Data Handling#

REAX provides flexible tools for managing data using DataLoader and DataModule.

DataLoaders#

REAX works seamlessly with JAX-compatible data loaders. You can use standard PyTorch DataLoaders or any iterable that yields batches of numpy/jax arrays.

DataModules#

A DataModule encapsulates all steps needed to process data: downloading, tokenising, and splitting.
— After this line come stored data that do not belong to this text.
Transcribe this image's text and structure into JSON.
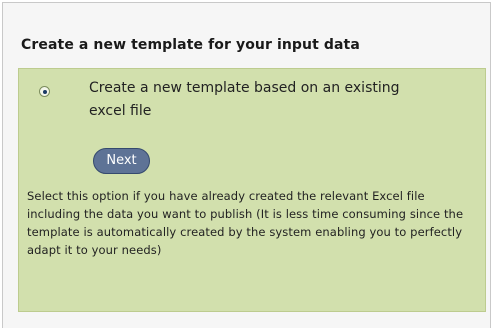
{
  "panel": {
    "heading": "Create a new template for your input data",
    "option": {
      "label": "Create a new template based on an existing excel file",
      "selected": true,
      "next_label": "Next",
      "description": "Select this option if you have already created the relevant Excel file including the data you want to publish (It is less time consuming since the template is automatically created by the system enabling you to perfectly adapt it to your needs)"
    }
  },
  "colors": {
    "option_background": "#d2e0ad",
    "button_background": "#5e7396",
    "panel_background": "#f6f6f6"
  }
}
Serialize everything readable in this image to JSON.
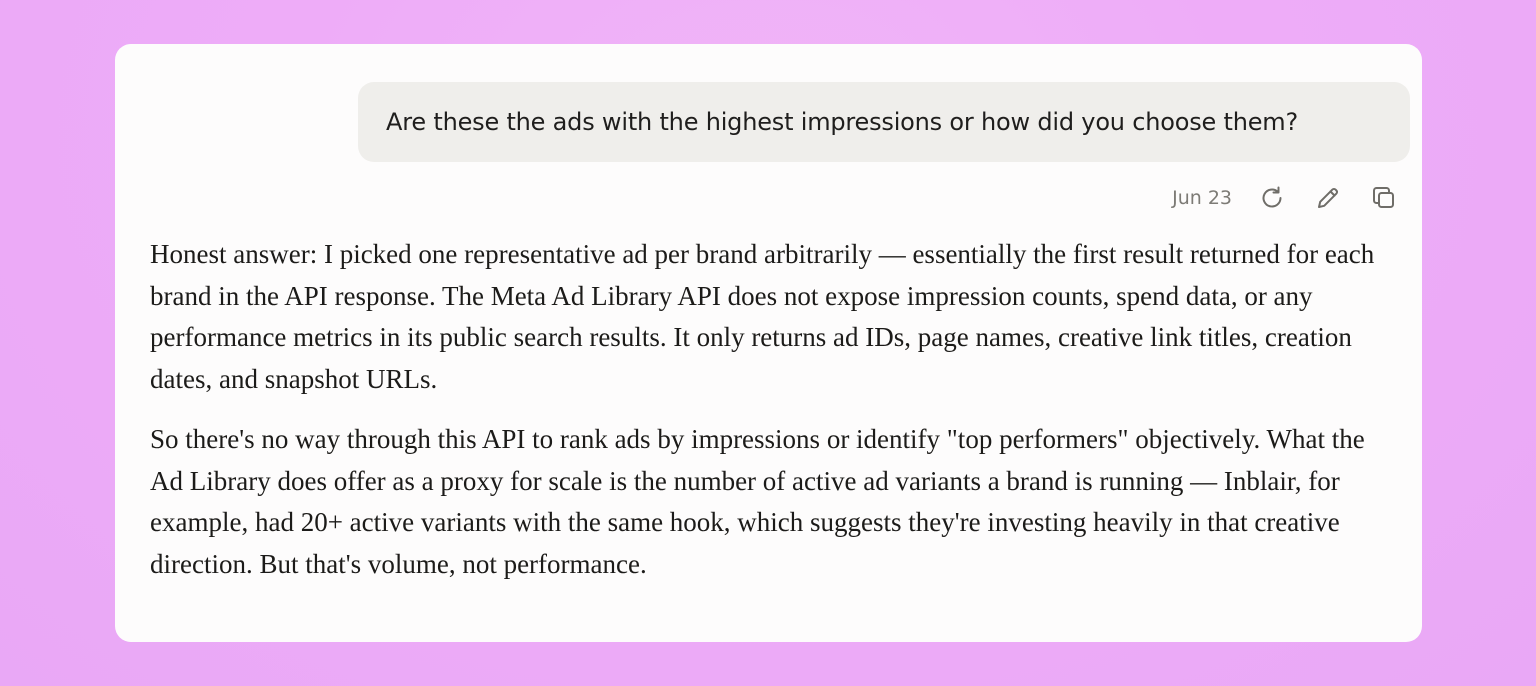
{
  "conversation": {
    "user_message": "Are these the ads with the highest impressions or how did you choose them?",
    "message_date": "Jun 23",
    "actions": {
      "retry_icon": "retry-icon",
      "edit_icon": "pencil-icon",
      "copy_icon": "copy-icon"
    },
    "assistant_paragraphs": [
      "Honest answer: I picked one representative ad per brand arbitrarily — essentially the first result returned for each brand in the API response. The Meta Ad Library API does not expose impression counts, spend data, or any performance metrics in its public search results. It only returns ad IDs, page names, creative link titles, creation dates, and snapshot URLs.",
      "So there's no way through this API to rank ads by impressions or identify \"top performers\" objectively. What the Ad Library does offer as a proxy for scale is the number of active ad variants a brand is running — Inblair, for example, had 20+ active variants with the same hook, which suggests they're investing heavily in that creative direction. But that's volume, not performance."
    ]
  },
  "colors": {
    "background": "#eeacf8",
    "card": "#fdfcfc",
    "user_bubble": "#efeeeb",
    "muted_text": "#7d7b76",
    "body_text": "#1c1b19"
  }
}
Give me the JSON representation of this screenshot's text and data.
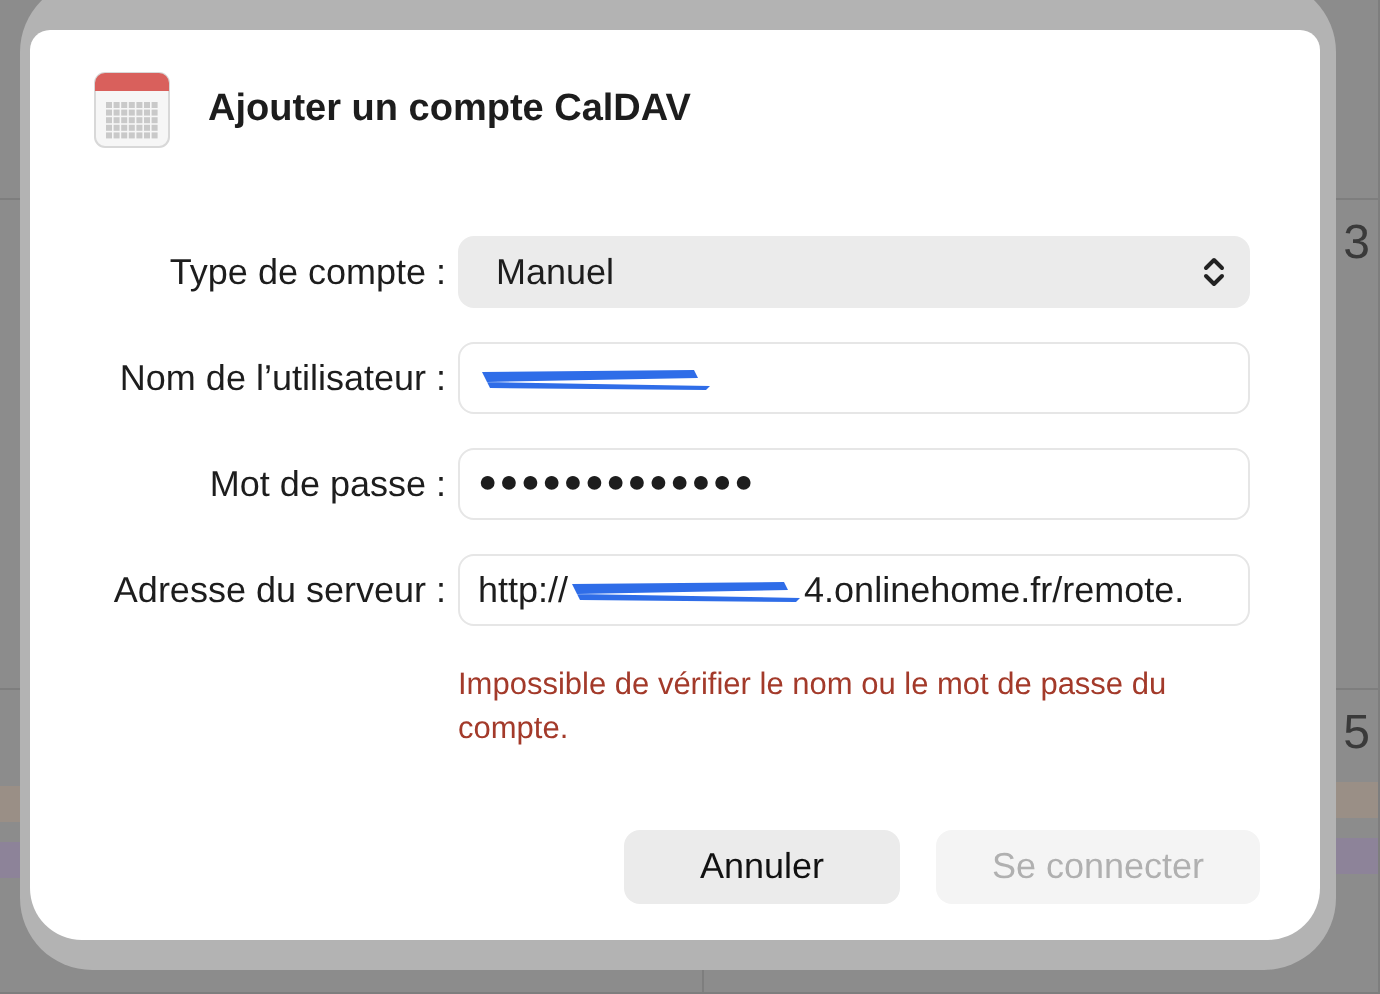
{
  "background": {
    "day_numbers": [
      "3",
      "5"
    ]
  },
  "dialog": {
    "title": "Ajouter un compte CalDAV",
    "fields": [
      {
        "kind": "select",
        "label": "Type de compte :",
        "value": "Manuel"
      },
      {
        "kind": "text",
        "label": "Nom de l’utilisateur :",
        "redacted": true
      },
      {
        "kind": "password",
        "label": "Mot de passe :",
        "value": "●●●●●●●●●●●●●"
      },
      {
        "kind": "text",
        "label": "Adresse du serveur :",
        "value": "http://",
        "value_after": "4.onlinehome.fr/remote.",
        "redacted": true
      }
    ],
    "error": "Impossible de vérifier le nom ou le mot de passe du compte.",
    "buttons": [
      {
        "label": "Annuler",
        "disabled": false
      },
      {
        "label": "Se connecter",
        "disabled": true
      }
    ]
  }
}
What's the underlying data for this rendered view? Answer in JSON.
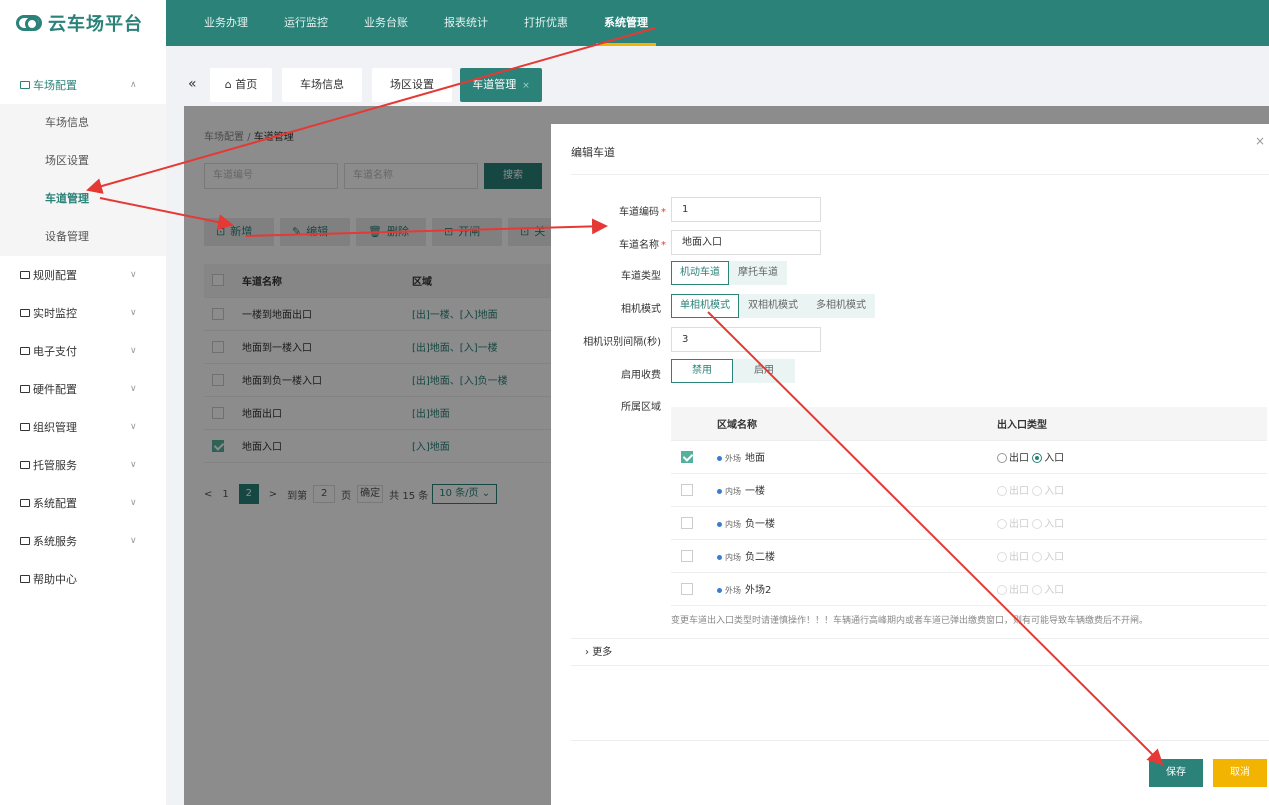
{
  "brand": {
    "name": "云车场平台"
  },
  "topnav": [
    "业务办理",
    "运行监控",
    "业务台账",
    "报表统计",
    "打折优惠",
    "系统管理"
  ],
  "sidebar": {
    "group_open": "车场配置",
    "subitems": [
      "车场信息",
      "场区设置",
      "车道管理",
      "设备管理"
    ],
    "groups": [
      "规则配置",
      "实时监控",
      "电子支付",
      "硬件配置",
      "组织管理",
      "托管服务",
      "系统配置",
      "系统服务",
      "帮助中心"
    ]
  },
  "tabs": {
    "home": "首页",
    "t1": "车场信息",
    "t2": "场区设置",
    "t3": "车道管理",
    "close": "×"
  },
  "breadcrumb": {
    "parent": "车场配置",
    "sep": "/",
    "current": "车道管理"
  },
  "search": {
    "code_placeholder": "车道编号",
    "name_placeholder": "车道名称",
    "button": "搜索"
  },
  "toolbar": {
    "add": "新增",
    "edit": "编辑",
    "delete": "删除",
    "open": "开闸",
    "close": "关"
  },
  "table": {
    "headers": [
      "车道名称",
      "区域"
    ],
    "rows": [
      {
        "name": "一楼到地面出口",
        "area": "[出]一楼、[入]地面"
      },
      {
        "name": "地面到一楼入口",
        "area": "[出]地面、[入]一楼"
      },
      {
        "name": "地面到负一楼入口",
        "area": "[出]地面、[入]负一楼"
      },
      {
        "name": "地面出口",
        "area": "[出]地面"
      },
      {
        "name": "地面入口",
        "area": "[入]地面"
      }
    ]
  },
  "pager": {
    "prev": "<",
    "p1": "1",
    "p2": "2",
    "next": ">",
    "goto": "到第",
    "page_input": "2",
    "page_unit": "页",
    "confirm": "确定",
    "total": "共 15 条",
    "size": "10 条/页"
  },
  "modal": {
    "title": "编辑车道",
    "close": "×",
    "fields": {
      "code_label": "车道编码",
      "code_value": "1",
      "name_label": "车道名称",
      "name_value": "地面入口",
      "type_label": "车道类型",
      "type_opts": [
        "机动车道",
        "摩托车道"
      ],
      "camera_label": "相机模式",
      "camera_opts": [
        "单相机模式",
        "双相机模式",
        "多相机模式"
      ],
      "interval_label": "相机识别间隔(秒)",
      "interval_value": "3",
      "fee_label": "启用收费",
      "fee_opts": [
        "禁用",
        "启用"
      ],
      "zone_label": "所属区域",
      "required": "*"
    },
    "zone_table": {
      "headers": [
        "区域名称",
        "出入口类型"
      ],
      "rows": [
        {
          "tag": "外场",
          "name": "地面",
          "checked": true
        },
        {
          "tag": "内场",
          "name": "一楼",
          "checked": false
        },
        {
          "tag": "内场",
          "name": "负一楼",
          "checked": false
        },
        {
          "tag": "内场",
          "name": "负二楼",
          "checked": false
        },
        {
          "tag": "外场",
          "name": "外场2",
          "checked": false
        }
      ],
      "out": "出口",
      "in": "入口"
    },
    "warning": "变更车道出入口类型时请谨慎操作！！！车辆通行高峰期内或者车道已弹出缴费窗口，则有可能导致车辆缴费后不开闸。",
    "more": "更多",
    "save": "保存",
    "cancel": "取消"
  },
  "colors": {
    "primary": "#2b8279",
    "accent": "#f2b400",
    "arrow": "#e53935"
  }
}
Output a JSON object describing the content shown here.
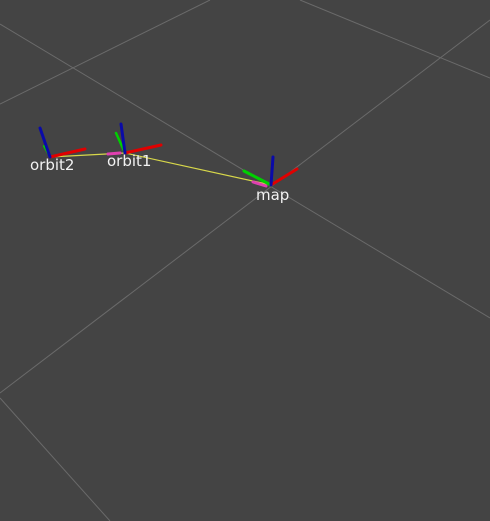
{
  "scene": {
    "background_color": "#444444",
    "grid_color": "#6a6a6a",
    "link_color": "#d8d84a",
    "axis_colors": {
      "x": "#e00000",
      "y": "#00d000",
      "z": "#0a0aa8"
    },
    "frames": [
      {
        "label": "orbit2"
      },
      {
        "label": "orbit1"
      },
      {
        "label": "map"
      }
    ]
  }
}
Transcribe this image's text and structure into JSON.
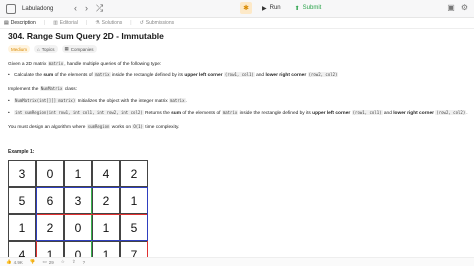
{
  "topbar": {
    "brand": "Labuladong",
    "run_label": "Run",
    "submit_label": "Submit"
  },
  "tabs": [
    {
      "label": "Description",
      "active": true
    },
    {
      "label": "Editorial",
      "active": false
    },
    {
      "label": "Solutions",
      "active": false
    },
    {
      "label": "Submissions",
      "active": false
    }
  ],
  "problem": {
    "title": "304. Range Sum Query 2D - Immutable",
    "difficulty": "Medium",
    "tags": [
      "Topics",
      "Companies"
    ],
    "intro_before": "Given a 2D matrix ",
    "intro_code": "matrix",
    "intro_after": ", handle multiple queries of the following type:",
    "item1_text1": "Calculate the ",
    "item1_bold1": "sum",
    "item1_text2": " of the elements of ",
    "item1_code1": "matrix",
    "item1_text3": " inside the rectangle defined by its ",
    "item1_bold2": "upper left corner",
    "item1_code2": "(row1, col1)",
    "item1_text4": " and ",
    "item1_bold3": "lower right corner",
    "item1_code3": "(row2, col2)",
    "impl_before": "Implement the ",
    "impl_code": "NumMatrix",
    "impl_after": " class:",
    "m1_code": "NumMatrix(int[][] matrix)",
    "m1_text": " Initializes the object with the integer matrix ",
    "m1_code2": "matrix",
    "m2_code": "int sumRegion(int row1, int col1, int row2, int col2)",
    "m2_text1": " Returns the ",
    "m2_bold1": "sum",
    "m2_text2": " of the elements of ",
    "m2_code2": "matrix",
    "m2_text3": " inside the rectangle defined by its ",
    "m2_bold2": "upper left corner",
    "m2_code3": "(row1, col1)",
    "m2_text4": " and ",
    "m2_bold3": "lower right corner",
    "m2_code4": "(row2, col2)",
    "design_before": "You must design an algorithm where ",
    "design_code1": "sumRegion",
    "design_mid": " works on ",
    "design_code2": "O(1)",
    "design_after": " time complexity.",
    "example_title": "Example 1:"
  },
  "matrix": [
    [
      "3",
      "0",
      "1",
      "4",
      "2"
    ],
    [
      "5",
      "6",
      "3",
      "2",
      "1"
    ],
    [
      "1",
      "2",
      "0",
      "1",
      "5"
    ],
    [
      "4",
      "1",
      "0",
      "1",
      "7"
    ]
  ],
  "colors": {
    "green": "#37b24d",
    "red": "#e03131",
    "blue": "#2f3fbf",
    "submit": "#2aa34a",
    "medium": "#d98a00"
  },
  "bottombar": {
    "likes": "4.9K",
    "comments": "29"
  }
}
It ensures reproducibility and makes data handling reusable across projects.

A DataModule is defined by 5 steps:

  1. prepare_data: Download, tokenise, etc. (runs only on 1 CPU in distributed settings).

  2. setup: Split data, apply transforms (runs on every device).

  3. train_dataloader: Returns the training dataloader.

  4. val_dataloader: Returns the validation dataloader.

  5. test_dataloader: Returns the test dataloader.

Example#

class MNISTDataModule(reax.DataModule):
    def prepare_data(self):
        # Download MNIST
        pass

    def setup(self, stage=None):
        # Split dataset
        pass

    def train_dataloader(self):
        return DataLoader(...)

    def val_dataloader(self):
        return DataLoader(...)

Using a DataModule#

Pass the DataModule to the Trainer:

dm = MNISTDataModule()
trainer.fit(model, datamodule=dm)